Now, a new survey from Precima shows just how much buying local really means and what that means for purchasing behavior. The survey results indicate (through an online survey of 1,213 people in August), that 85 percent of American shoppers say buying local is an important factor. In that same survey, more than a third said they’d pay a premium price (15-30 percent more) to purchase local goods. More importantly, 82 percent said they would spend more on groceries if local options were easier to access; 87 percent said they were more likely to buy a product if they knew the producer or maker of the product.
On the contrary, just 15 percent said that large retail chains source enough local goods; compared with 71 percent who said local farmers markets do so. The results also had 23 percent listing natural food stores as a good source. More than 40 percent said they think larger chains fail to showcase enough local goods.
“Local products represent a significant opportunity for chain retailers to attract new customers and capture additional share of wallet from existing customers. Retailers need to draw upon the shopper insight data they collect to understand what is driving this behavior and then structure their pricing, merchandising and promotions to align with the value consumers place on local products,” says Graeme McVie, General Manager and Vice President of Business Development for Precima, the data analytics division of LoyaltyOne.
And for those who don’t choose buying local? The top reason surveyees said they don’t is because they don’t have time to decipher between local/non-local goods. Price was not the top driver as it ranked second (35 percent) under consumers who said there aren’t enough local goods to shop from (42 percent). Of those surveyed, 31 percent said local products cost too much.

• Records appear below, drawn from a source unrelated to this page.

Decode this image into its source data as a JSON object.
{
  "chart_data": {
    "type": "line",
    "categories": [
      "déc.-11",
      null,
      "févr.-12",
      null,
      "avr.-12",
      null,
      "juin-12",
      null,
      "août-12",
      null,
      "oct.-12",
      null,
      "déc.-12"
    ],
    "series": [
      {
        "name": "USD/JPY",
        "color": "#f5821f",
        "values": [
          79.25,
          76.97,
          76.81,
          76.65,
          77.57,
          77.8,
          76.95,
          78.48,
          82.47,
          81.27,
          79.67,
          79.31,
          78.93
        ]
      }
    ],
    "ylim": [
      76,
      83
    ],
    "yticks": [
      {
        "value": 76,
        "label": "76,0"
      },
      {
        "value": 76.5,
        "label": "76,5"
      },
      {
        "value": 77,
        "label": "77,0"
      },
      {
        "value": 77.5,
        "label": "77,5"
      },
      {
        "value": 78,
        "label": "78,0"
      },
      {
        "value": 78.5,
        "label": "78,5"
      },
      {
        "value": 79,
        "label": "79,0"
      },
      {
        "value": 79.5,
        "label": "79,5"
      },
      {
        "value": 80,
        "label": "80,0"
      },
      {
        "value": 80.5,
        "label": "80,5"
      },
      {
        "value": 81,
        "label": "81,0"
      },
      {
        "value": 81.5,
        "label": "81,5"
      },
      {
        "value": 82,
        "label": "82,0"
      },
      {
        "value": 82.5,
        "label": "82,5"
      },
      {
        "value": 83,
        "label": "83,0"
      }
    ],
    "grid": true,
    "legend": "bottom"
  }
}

“We’ve known for some time that local is an important movement economically and socially. Getting local right is not just a nice to do, it’s vital for retailers looking to drive incremental margin and loyalty; this is true for many retailers, especially large-chain grocery stores who stand to make the most by closing the gap. Sourcing local is only part of the puzzle – it’s how you present the value that is going to make the real difference to the local economy, to the shopper and to the retailer’s bottom line,” McVie said.